5th Circuit Court decision upholds 2022 lower court ruling

Cuties
Netflix

In an excoriating opinion issued Monday, the 5th Circuit Court of Appeals has ruled against a Texas district attorney’s attempt to prosecute Netflix on child pornography charges over the company’s 2020 film “Cuties.”

Tyler County D.A. Lucas Babin subjected Netflix “to a bad-faith prosecution,” the court said in its unanimous 3-0 opinion. This constituted “an injury we have already deemed ‘irreparable.’”

The court also cited First Amendment concerns, saying in part that “the state has no legitimate interest in a bad-faith prosecution. Our precedent similarly establishes that injunctions protecting First Amendment rights ‘are always in the public interest.’ Netflix has therefore shown that it is entitled to preliminary injunctive relief.”

“We end with what we expressed at the beginning,” the decision concludes. “We do not take accusations of prosecutorial bad faith or harassment lightly. Nor, absent extraordinary circumstances, are we inclined to exercise our jurisdiction in a way that interferes with ongoing state-court proceedings. But the injunction is preliminary, our review is deferential, and existing Supreme Court precedent has calibrated the principles of equity and federalism in a way that authorized the district court’s intervention. For these reasons, the judgment below must be AFFIRMED.”

“Cuties,” a drama from French-Senegal director Maimouna Doucouré, is about 11-year-old girls who join a children’s dance troupe and serves, according to the filmmaker and Netflix, as a “social commentary about the negative influence of social media and the hyper-sexualization of young girls.”

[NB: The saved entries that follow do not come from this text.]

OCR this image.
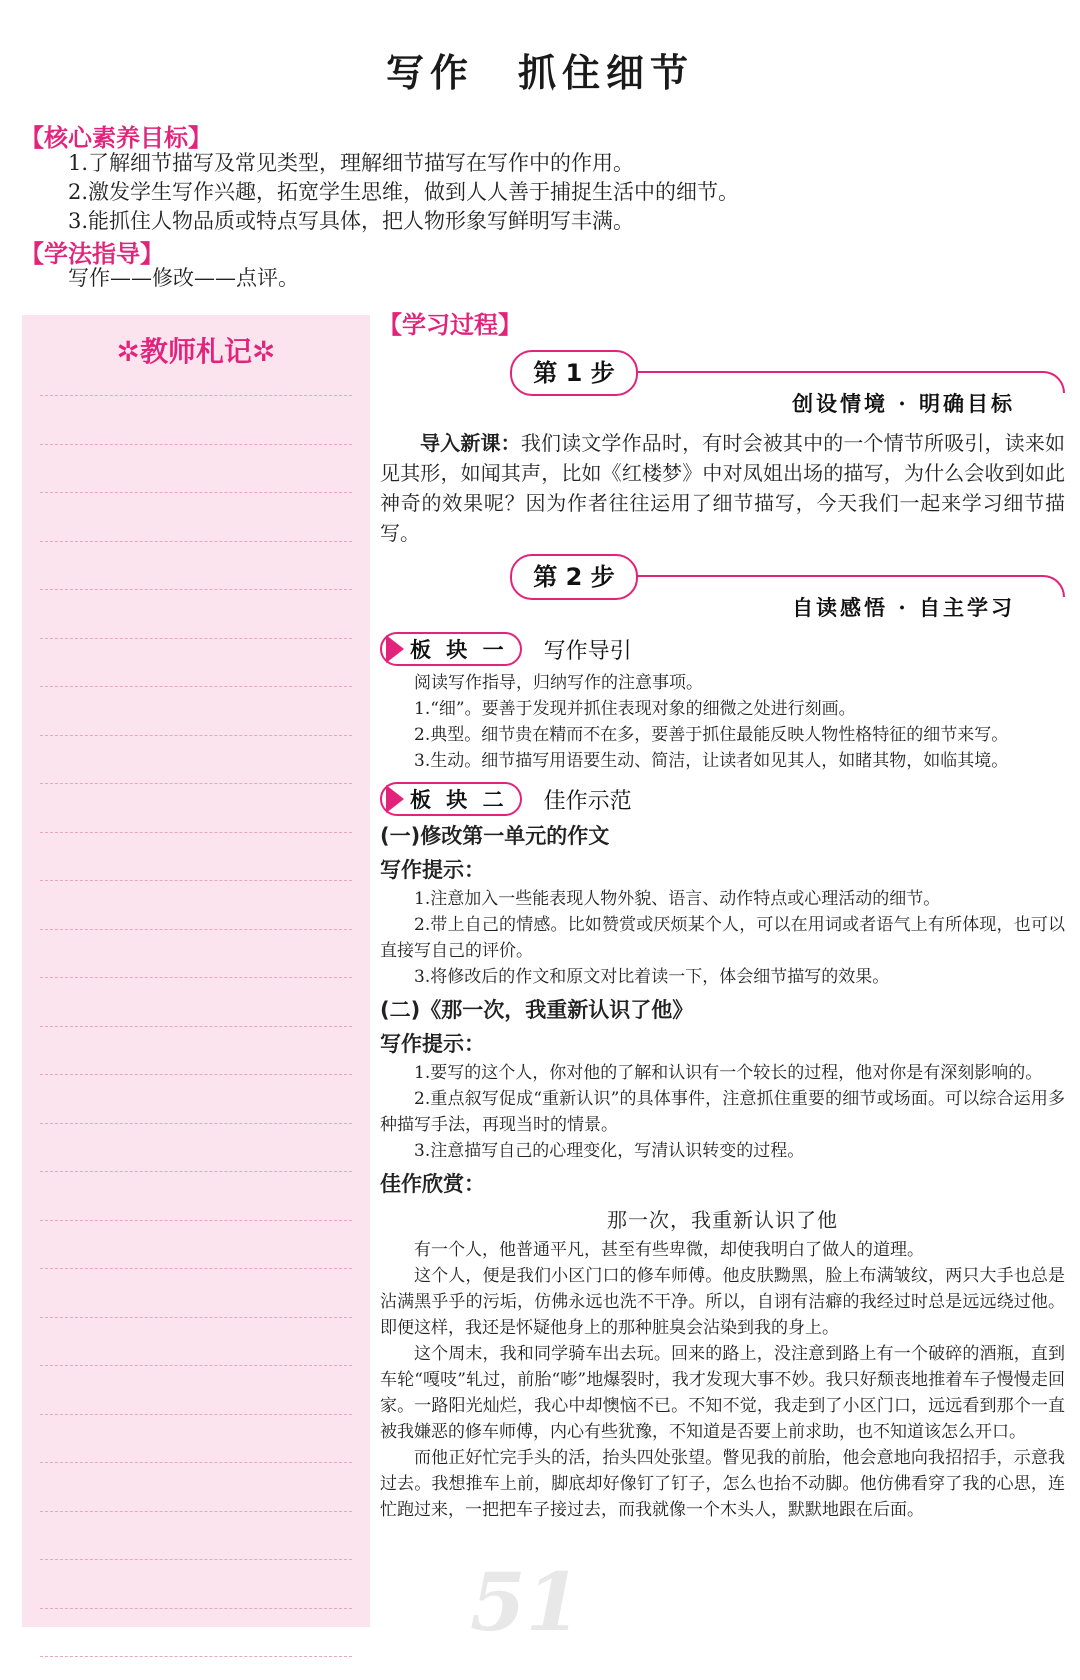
写作　抓住细节
【核心素养目标】
1.了解细节描写及常见类型，理解细节描写在写作中的作用。
2.激发学生写作兴趣，拓宽学生思维，做到人人善于捕捉生活中的细节。
3.能抓住人物品质或特点写具体，把人物形象写鲜明写丰满。
【学法指导】
写作——修改——点评。
✲教师札记✲
【学习过程】
第 1 步
创设情境 · 明确目标

导入新课：我们读文学作品时，有时会被其中的一个情节所吸引，读来如见其形，如闻其声，比如《红楼梦》中对凤姐出场的描写，为什么会收到如此神奇的效果呢？因为作者往往运用了细节描写，今天我们一起来学习细节描写。

第 2 步
自读感悟 · 自主学习
板 块 一 写作导引

阅读写作指导，归纳写作的注意事项。

1.“细”。要善于发现并抓住表现对象的细微之处进行刻画。

2.典型。细节贵在精而不在多，要善于抓住最能反映人物性格特征的细节来写。

3.生动。细节描写用语要生动、简洁，让读者如见其人，如睹其物，如临其境。

板 块 二 佳作示范
(一)修改第一单元的作文
写作提示：

1.注意加入一些能表现人物外貌、语言、动作特点或心理活动的细节。

2.带上自己的情感。比如赞赏或厌烦某个人，可以在用词或者语气上有所体现，也可以直接写自己的评价。

3.将修改后的作文和原文对比着读一下，体会细节描写的效果。

(二)《那一次，我重新认识了他》
写作提示：

1.要写的这个人，你对他的了解和认识有一个较长的过程，他对你是有深刻影响的。

2.重点叙写促成“重新认识”的具体事件，注意抓住重要的细节或场面。可以综合运用多种描写手法，再现当时的情景。

3.注意描写自己的心理变化，写清认识转变的过程。

佳作欣赏：
那一次，我重新认识了他

有一个人，他普通平凡，甚至有些卑微，却使我明白了做人的道理。

这个人，便是我们小区门口的修车师傅。他皮肤黝黑，脸上布满皱纹，两只大手也总是沾满黑乎乎的污垢，仿佛永远也洗不干净。所以，自诩有洁癖的我经过时总是远远绕过他。即便这样，我还是怀疑他身上的那种脏臭会沾染到我的身上。

这个周末，我和同学骑车出去玩。回来的路上，没注意到路上有一个破碎的酒瓶，直到车轮“嘎吱”轧过，前胎“嘭”地爆裂时，我才发现大事不妙。我只好颓丧地推着车子慢慢走回家。一路阳光灿烂，我心中却懊恼不已。不知不觉，我走到了小区门口，远远看到那个一直被我嫌恶的修车师傅，内心有些犹豫，不知道是否要上前求助，也不知道该怎么开口。

而他正好忙完手头的活，抬头四处张望。瞥见我的前胎，他会意地向我招招手，示意我过去。我想推车上前，脚底却好像钉了钉子，怎么也抬不动脚。他仿佛看穿了我的心思，连忙跑过来，一把把车子接过去，而我就像一个木头人，默默地跟在后面。

51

The film contains no nudity or sex, but upon its release in 2020, Netflix promoted the film with a poster showing the film’s protagonists in revealing dance attire and striking suggestive poses. Netflix retracted this poster and apologized, admitting it didn’t reflect the actual film’s content. But a loose consortium of right wing extremist elements, including QAnon-linked groups, stoked a backlash over false accusations that the film was a work of child pornography.

Babin filed charges against Netflix in late 2020; in 2022 the company successfully won a federal injunction against them in federal court on the grounds that Babin was acting in bad faith, as he knowingly filed charges he knew were not supported by any evidence. Babin appealed this ruling, resulting in this second, unanimous defeat.